Esta implementación utiliza [ add_segments() ]para implementar el gráfico de velas, pero las versiones más recientes de plotly.js contienen tipos de seguimiento de velas y ohlc , los cuales son útiles para visualizar datos financieros.
kerns <- c("gaussian", "epanechnikov", "rectangular",
"triangular", "biweight", "cosine", "optcosine")
p <- plot_ly()
for (k in kerns) {
d <- density(economics$pce, kernel = k, na.rm = TRUE)
p <- add_lines(p, x = d$x, y = d$y, name = k)
}
p
aprovechamos una serie de algoritmos en R para calcular el número “óptimo” de contenedores para un histograma, vía hist()y enrutar esos resultados a add_bars()

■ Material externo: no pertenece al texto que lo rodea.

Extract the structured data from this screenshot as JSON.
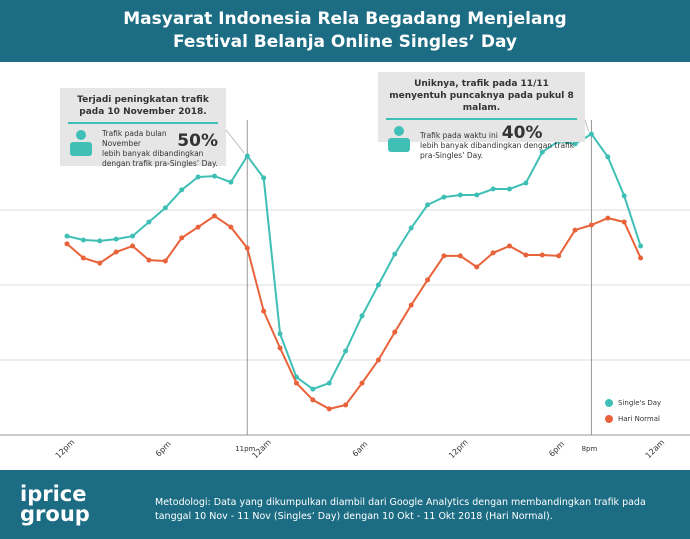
{
  "header": {
    "title_lines": [
      "Masyarat Indonesia Rela Begadang Menjelang",
      "Festival Belanja Online Singles’ Day"
    ]
  },
  "chart_data": {
    "type": "line",
    "x": [
      0,
      1,
      2,
      3,
      4,
      5,
      6,
      7,
      8,
      9,
      10,
      11,
      12,
      13,
      14,
      15,
      16,
      17,
      18,
      19,
      20,
      21,
      22,
      23,
      24,
      25,
      26,
      27,
      28,
      29,
      30,
      31,
      32,
      33,
      34,
      35
    ],
    "xlim": [
      0,
      36
    ],
    "xticks": [
      {
        "value": 0,
        "label": "12pm"
      },
      {
        "value": 6,
        "label": "6pm"
      },
      {
        "value": 11,
        "label": "11pm"
      },
      {
        "value": 12,
        "label": "12am"
      },
      {
        "value": 18,
        "label": "6am"
      },
      {
        "value": 24,
        "label": "12pm"
      },
      {
        "value": 30,
        "label": "6pm"
      },
      {
        "value": 32,
        "label": "8pm"
      },
      {
        "value": 36,
        "label": "12am"
      }
    ],
    "ylim": [
      0,
      105
    ],
    "yticks": [
      0,
      25,
      50,
      75
    ],
    "grid": true,
    "series": [
      {
        "name": "Single's Day",
        "color": "#3fbfb6",
        "values": [
          66.3,
          65,
          64.7,
          65.3,
          66.3,
          71,
          75.7,
          81.7,
          86,
          86.3,
          84.3,
          93,
          85.7,
          33.7,
          19.3,
          15.3,
          17.3,
          28,
          39.7,
          50,
          60.3,
          69,
          76.7,
          79.3,
          80,
          80,
          82,
          82,
          84,
          94.3,
          98,
          97,
          100.3,
          92.7,
          79.7,
          63
        ]
      },
      {
        "name": "Hari Normal",
        "color": "#e8623a",
        "values": [
          63.7,
          59,
          57.3,
          61,
          63,
          58.3,
          58,
          65.7,
          69.3,
          73,
          69.3,
          62.3,
          41.3,
          29,
          17.3,
          11.7,
          8.7,
          10,
          17.3,
          25,
          34.3,
          43.3,
          51.7,
          59.7,
          59.7,
          56,
          60.7,
          63,
          60,
          60,
          59.7,
          68.3,
          70,
          72.3,
          71,
          59
        ]
      }
    ],
    "annotations": [
      {
        "title": "Terjadi peningkatan trafik pada 10 November 2018.",
        "lead": "Trafik pada bulan November",
        "figure": "50%",
        "body": "lebih banyak dibandingkan dengan trafik pra-Singles’ Day."
      },
      {
        "title": "Uniknya, trafik pada 11/11 menyentuh puncaknya pada pukul 8 malam.",
        "lead": "Trafik pada waktu ini",
        "figure": "40%",
        "body": "lebih banyak dibandingkan dengan trafik pra-Singles’ Day."
      }
    ]
  },
  "footer": {
    "logo": [
      "iprice",
      "group"
    ],
    "note": "Metodologi: Data yang dikumpulkan diambil dari Google Analytics dengan membandingkan trafik pada tanggal 10 Nov - 11 Nov (Singles’ Day) dengan 10 Okt - 11 Okt 2018 (Hari Normal)."
  }
}
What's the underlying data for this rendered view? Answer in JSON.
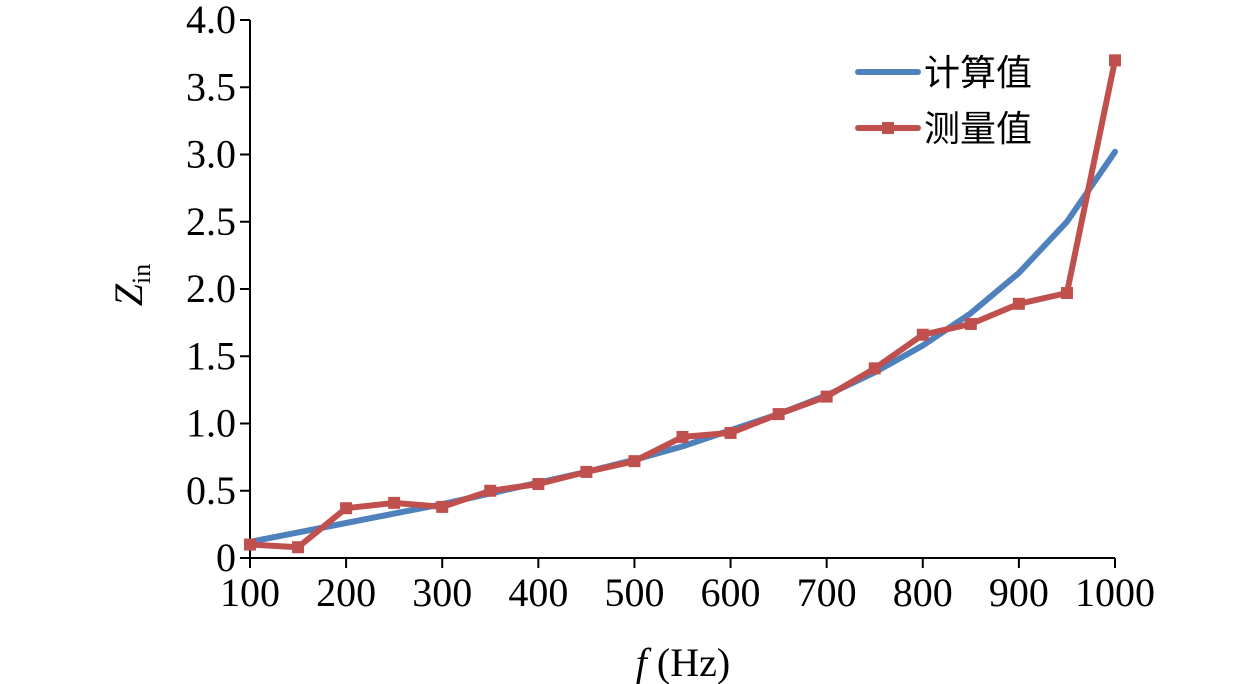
{
  "chart_data": {
    "type": "line",
    "title": "",
    "xlabel": {
      "var": "f",
      "unit": " (Hz)"
    },
    "ylabel": {
      "var": "Z",
      "sub": "in"
    },
    "xlim": [
      100,
      1000
    ],
    "ylim": [
      0,
      4.0
    ],
    "x_ticks": [
      100,
      200,
      300,
      400,
      500,
      600,
      700,
      800,
      900,
      1000
    ],
    "x_tick_labels": [
      "100",
      "200",
      "300",
      "400",
      "500",
      "600",
      "700",
      "800",
      "900",
      "1000"
    ],
    "y_ticks": [
      0,
      0.5,
      1.0,
      1.5,
      2.0,
      2.5,
      3.0,
      3.5,
      4.0
    ],
    "y_tick_labels": [
      "0",
      "0.5",
      "1.0",
      "1.5",
      "2.0",
      "2.5",
      "3.0",
      "3.5",
      "4.0"
    ],
    "grid": false,
    "legend_position": "top-right",
    "series": [
      {
        "name": "计算值",
        "color": "#4F81BD",
        "marker": "none",
        "x": [
          100,
          150,
          200,
          250,
          300,
          350,
          400,
          450,
          500,
          550,
          600,
          650,
          700,
          750,
          800,
          850,
          900,
          950,
          1000
        ],
        "y": [
          0.12,
          0.19,
          0.26,
          0.33,
          0.4,
          0.48,
          0.56,
          0.64,
          0.73,
          0.83,
          0.95,
          1.07,
          1.21,
          1.38,
          1.58,
          1.82,
          2.12,
          2.5,
          3.02
        ]
      },
      {
        "name": "测量值",
        "color": "#C0504D",
        "marker": "square",
        "x": [
          100,
          150,
          200,
          250,
          300,
          350,
          400,
          450,
          500,
          550,
          600,
          650,
          700,
          750,
          800,
          850,
          900,
          950,
          1000
        ],
        "y": [
          0.1,
          0.08,
          0.37,
          0.41,
          0.38,
          0.5,
          0.55,
          0.64,
          0.72,
          0.9,
          0.93,
          1.07,
          1.2,
          1.41,
          1.66,
          1.74,
          1.89,
          1.97,
          3.7
        ]
      }
    ]
  }
}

Podemos aprovechar la density()función para calcular las estimaciones de densidad del kernel de manera similar y enrutar los resultados a add_lines(), como se hace en la siguiente figura.
iris$obs <- seq_len(nrow(iris))
iris_pcp <- function(transform = identity) {
iris[] <- purrr::map_if(iris, is.numeric, transform)

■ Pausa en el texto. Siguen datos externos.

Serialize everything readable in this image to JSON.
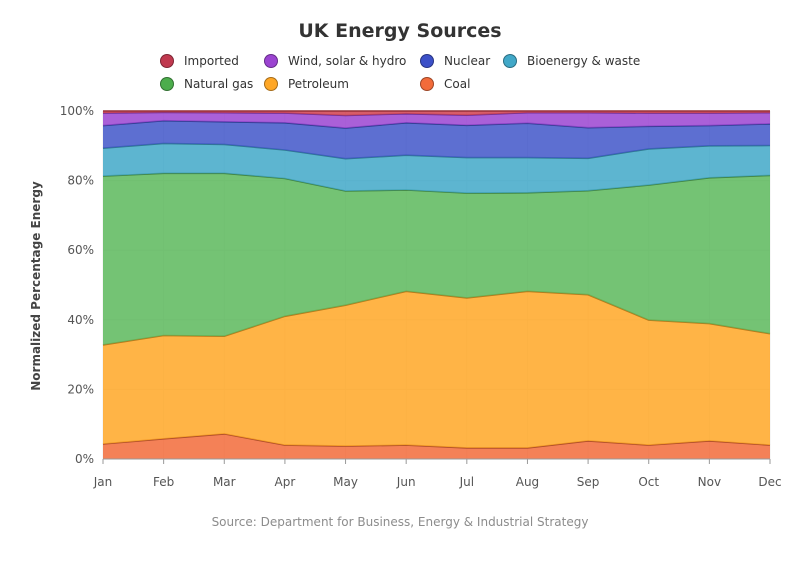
{
  "chart_data": {
    "type": "area",
    "stacked": true,
    "normalized": true,
    "title": "UK Energy Sources",
    "source": "Source: Department for Business, Energy & Industrial Strategy",
    "ylabel": "Normalized Percentage Energy",
    "xlabel": "",
    "ylim": [
      0,
      100
    ],
    "yticks": [
      "0%",
      "20%",
      "40%",
      "60%",
      "80%",
      "100%"
    ],
    "categories": [
      "Jan",
      "Feb",
      "Mar",
      "Apr",
      "May",
      "Jun",
      "Jul",
      "Aug",
      "Sep",
      "Oct",
      "Nov",
      "Dec"
    ],
    "grid": true,
    "legend_position": "top",
    "series": [
      {
        "name": "Coal",
        "color": "#f26b3a",
        "values": [
          4.3,
          5.8,
          7.2,
          4.0,
          3.7,
          4.0,
          3.2,
          3.2,
          5.2,
          4.0,
          5.2,
          4.0
        ]
      },
      {
        "name": "Petroleum",
        "color": "#ffa726",
        "values": [
          28.5,
          29.7,
          28.1,
          37.0,
          40.5,
          44.2,
          43.1,
          45.0,
          42.0,
          35.9,
          33.7,
          32.0
        ]
      },
      {
        "name": "Natural gas",
        "color": "#5cb85c",
        "values": [
          48.5,
          46.6,
          46.8,
          39.6,
          32.8,
          29.1,
          30.1,
          28.3,
          29.9,
          38.8,
          41.9,
          45.5
        ]
      },
      {
        "name": "Bioenergy & waste",
        "color": "#41a8c8",
        "values": [
          8.0,
          8.6,
          8.3,
          8.2,
          9.3,
          10.0,
          10.2,
          10.1,
          9.3,
          10.4,
          9.2,
          8.6
        ]
      },
      {
        "name": "Nuclear",
        "color": "#4156c9",
        "values": [
          6.5,
          6.5,
          6.5,
          7.8,
          8.8,
          9.3,
          9.3,
          9.9,
          8.8,
          6.5,
          5.8,
          6.2
        ]
      },
      {
        "name": "Wind, solar & hydro",
        "color": "#9b44d1",
        "values": [
          3.6,
          2.4,
          2.6,
          2.8,
          3.6,
          2.6,
          2.9,
          3.0,
          4.3,
          3.8,
          3.6,
          3.2
        ]
      },
      {
        "name": "Imported",
        "color": "#d0404f",
        "values": [
          0.6,
          0.4,
          0.5,
          0.6,
          1.3,
          0.8,
          1.2,
          0.5,
          0.5,
          0.6,
          0.6,
          0.5
        ]
      }
    ],
    "legend": [
      {
        "name": "Imported",
        "color": "#c0394f"
      },
      {
        "name": "Wind, solar & hydro",
        "color": "#9b44d1"
      },
      {
        "name": "Nuclear",
        "color": "#3c50c8"
      },
      {
        "name": "Bioenergy & waste",
        "color": "#41a8c8"
      },
      {
        "name": "Natural gas",
        "color": "#4cad4c"
      },
      {
        "name": "Petroleum",
        "color": "#ffa726"
      },
      {
        "name": "Coal",
        "color": "#f26b3a"
      }
    ]
  }
}
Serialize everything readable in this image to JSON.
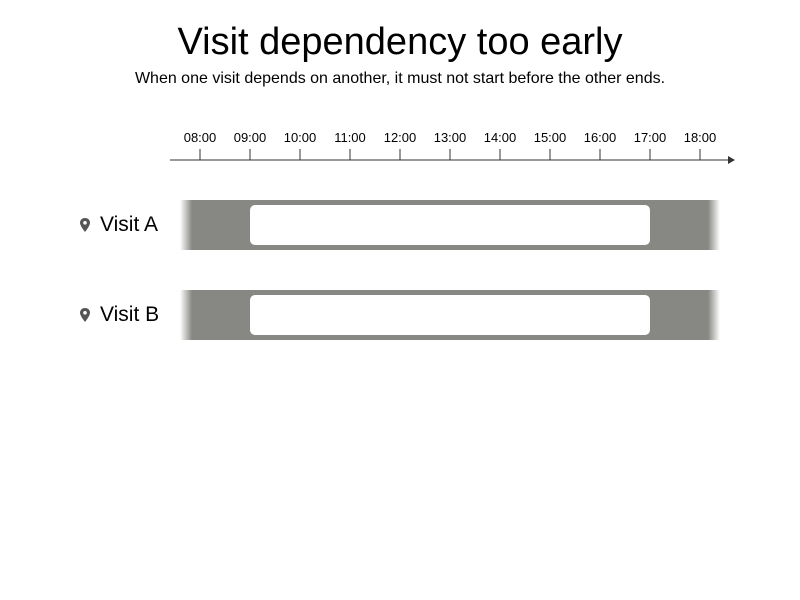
{
  "title": "Visit dependency too early",
  "subtitle": "When one visit depends on another, it must not start before the other ends.",
  "timeline": {
    "ticks": [
      "08:00",
      "09:00",
      "10:00",
      "11:00",
      "12:00",
      "13:00",
      "14:00",
      "15:00",
      "16:00",
      "17:00",
      "18:00"
    ]
  },
  "visits": [
    {
      "label": "Visit A",
      "icon": "map-pin-icon",
      "window_start": "09:00",
      "window_end": "17:00"
    },
    {
      "label": "Visit B",
      "icon": "map-pin-icon",
      "window_start": "09:00",
      "window_end": "17:00"
    }
  ],
  "colors": {
    "band": "#878783",
    "slot": "#ffffff",
    "axis": "#333333",
    "pin": "#555555"
  }
}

tidyr::gather(iris, variable, value, -Species, -obs) %>%
group_by(obs) %>%
plot_ly(x = ~variable, y = ~value, color = ~Species) %>%
add_lines(alpha = 0.3)
}
subplot(
iris_pcp(),
iris_pcp(scale),
iris_pcp(scales::rescale),
nrows = 3, shareX = TRUE
) %>% hide_legend()
## Warning: attributes are not identical across measure variables; they will be
## dropped
La add_polygons()función es esencialmente equivalente a add_paths()tener el atributo de relleno establecido en “a sí mismo”. Los polígonos forman la base para otras capas basadas en dispersión de nivel superior (por ejemplo, add_ribbons()y add_sf()) que no tienen un tipo de seguimiento plotly.js dedicado
Los polígonos se pueden usar para dibujar muchas cosas, pero quizás la aplicación más familiar que podría querer usar add_polygons()es para dibujar objetos geoespaciales. Si usa add_polygons()para dibujar un mapa, asegúrese de corregir la relación de aspecto (p. ej., xaxis.scaleanchor) y también considere usar plotly_empty()over plot_ly()para ocultar las etiquetas de los ejes
base <- map_data("world", "canada") %>%
group_by(group) %>%
plotly_empty(x = ~long, y = ~lat, alpha = 0.2) %>%
layout(showlegend = FALSE, xaxis = list(scaleanchor = "y"))
base %>%
add_polygons(hoverinfo = "none", color = I("black")) %>%
add_markers(text = ~paste(name, "<br />", pop), hoverinfo = "text",
color = I("red"), data = maps::canada.cities)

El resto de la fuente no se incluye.